Drawing, first attempt

    class WindowWithBorder : public virtual Window {
    public:
            virtual void draw() {
                    Window::draw();
                    // draw border
            }
    };

    class WindowWithMenu : public virtual Window {
    public:
            virtual void draw() {
                    Window::draw();
                    // draw menu
            }
    };

Disaster

But then if we write

    class Painter : public WindowWithBorder,
                    public WindowWithMenu {
            void draw() {
                    WindowWithBorder::draw();
                    WindowWithMenu::draw();
                    // draw Painter stuff
            }
    };

the Window is drawn twice.

Solution: auxiliary methods

We put the drawing of the extra stuff in a method of its own:

    class WindowWithBorder : public virtual Window {
    public:
            void own_draw() { ... }
            virtual void draw() {
                    Window::draw();
                    own_draw();
            }
    };

and similarly for WindowWithMenu.

Calling each method once

    class Painter : public WindowWithBorder,
                    public WindowWithMenu {
            void own_draw();
            void draw() {
                    Window::draw();
                    WindowWithBorder::own_draw();
                    WindowWithMenu::own_draw();
                    own_draw();
            }
    };

Then each part is drawn exactly once.

Repeated inheritance: Summary

• Repeated inheritance is a rare case.

• The language ensures that constructors are called exactly once.

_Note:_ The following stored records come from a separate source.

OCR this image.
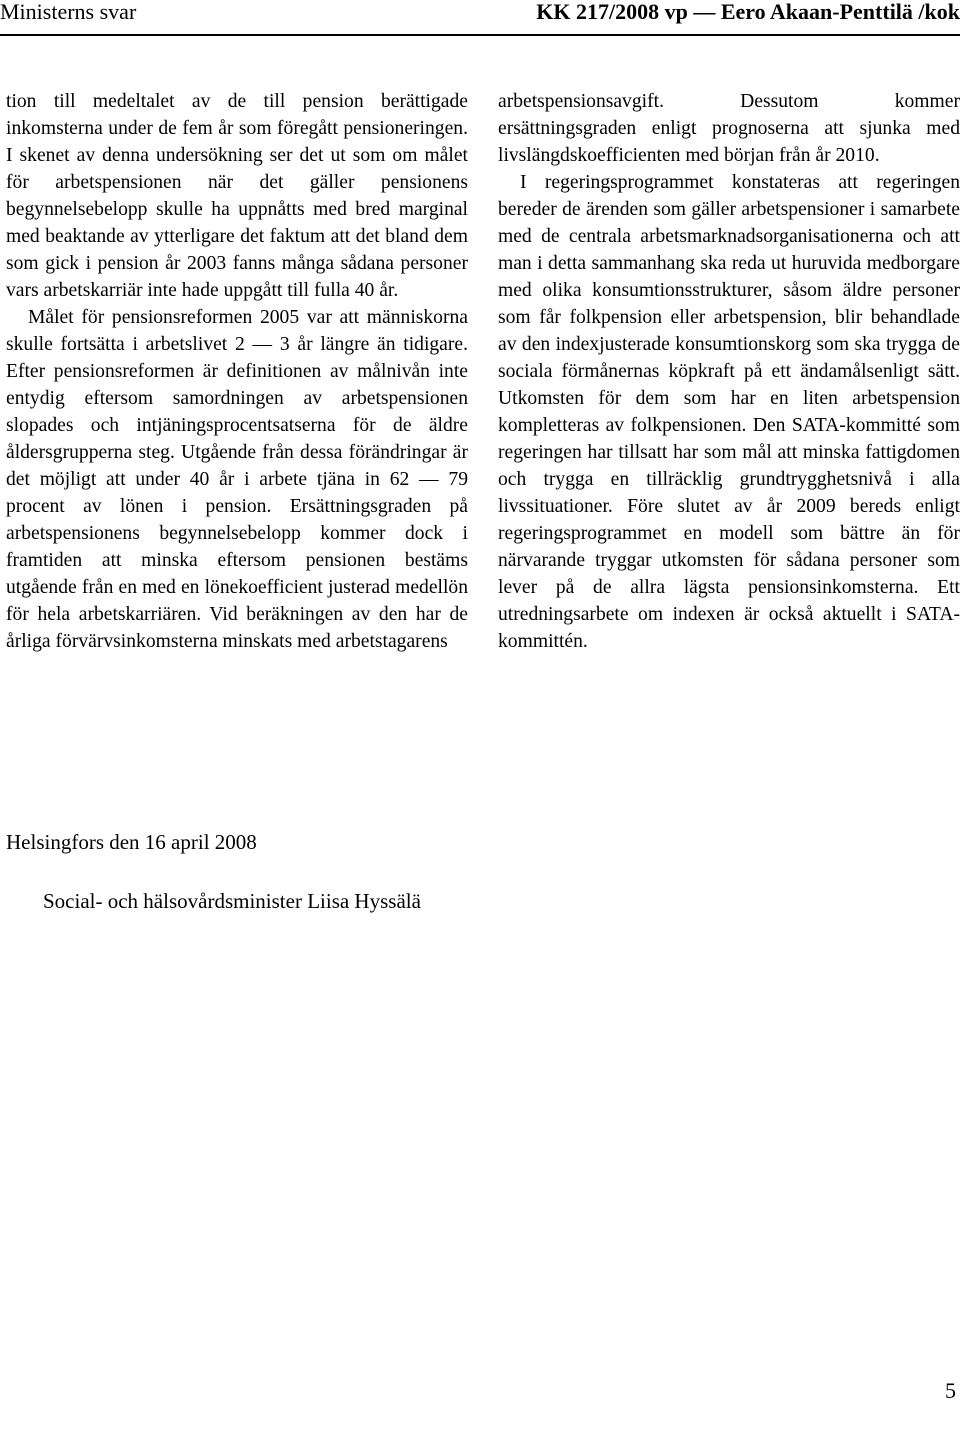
Ministerns svar	KK 217/2008 vp — Eero Akaan-Penttilä /kok

tion till medeltalet av de till pension berättigade inkomsterna under de fem år som föregått pensioneringen. I skenet av denna undersökning ser det ut som om målet för arbetspensionen när det gäller pensionens begynnelsebelopp skulle ha uppnåtts med bred marginal med beaktande av ytterligare det faktum att det bland dem som gick i pension år 2003 fanns många sådana personer vars arbetskarriär inte hade uppgått till fulla 40 år.

Målet för pensionsreformen 2005 var att människorna skulle fortsätta i arbetslivet 2 — 3 år längre än tidigare. Efter pensionsreformen är definitionen av målnivån inte entydig eftersom samordningen av arbetspensionen slopades och intjäningsprocentsatserna för de äldre åldersgrupperna steg. Utgående från dessa förändringar är det möjligt att under 40 år i arbete tjäna in 62 — 79 procent av lönen i pension. Ersättningsgraden på arbetspensionens begynnelsebelopp kommer dock i framtiden att minska eftersom pensionen bestäms utgående från en med en lönekoefficient justerad medellön för hela arbetskarriären. Vid beräkningen av den har de årliga förvärvsinkomsterna minskats med arbetstagarens

arbetspensionsavgift. Dessutom kommer ersättningsgraden enligt prognoserna att sjunka med livslängdskoefficienten med början från år 2010.

I regeringsprogrammet konstateras att regeringen bereder de ärenden som gäller arbetspensioner i samarbete med de centrala arbetsmarknadsorganisationerna och att man i detta sammanhang ska reda ut huruvida medborgare med olika konsumtionsstrukturer, såsom äldre personer som får folkpension eller arbetspension, blir behandlade av den indexjusterade konsumtionskorg som ska trygga de sociala förmånernas köpkraft på ett ändamålsenligt sätt. Utkomsten för dem som har en liten arbetspension kompletteras av folkpensionen. Den SATA-kommitté som regeringen har tillsatt har som mål att minska fattigdomen och trygga en tillräcklig grundtrygghetsnivå i alla livssituationer. Före slutet av år 2009 bereds enligt regeringsprogrammet en modell som bättre än för närvarande tryggar utkomsten för sådana personer som lever på de allra lägsta pensionsinkomsterna. Ett utredningsarbete om indexen är också aktuellt i SATA-kommittén.

Helsingfors den 16 april 2008
Social- och hälsovårdsminister Liisa Hyssälä
5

• If a method is defined in the repeated base class and overridden in more than one derived class (a rare case), considerable care is required to ensure that each method is called exactly once.

• If a method is pure virtual in the repeated base class, the issue does not arise (because the derived versions will not call it).

• If the method is overridden in only one branch, the issue does not arise (because only that version need be called).

I/O stream classes

    class ios {
        // private state
    public:
        bool good() const { ... }
        bool eof() const { ... }
        bool fail() const { ... }
        bool bad() const { ... }
    };

    class istream : virtual public ios { ... };

    class ostream : virtual public ios { ... };

    class iostream : public istream, public ostream {};

Stream class hierarchy

The state of ios is not duplicated.

Next week: memory management

• Both Java and C++ have dynamic allocation (new), but
  • In Java, dynamically allocated objects are automatically recycled when no longer needed.
  • In C++, this is the programmer's responsibility.

• In C++, classes must be carefully designed to steer between two kinds of bug:
  • not freeing enough storage: memory leaks
  • freeing things twice: mysterious program crashes

• Alternative strategy: use local allocation instead (not always appropriate).

• Reading: Stroustrup section 10.4, Savitch 10.3, Horstmann 13.2.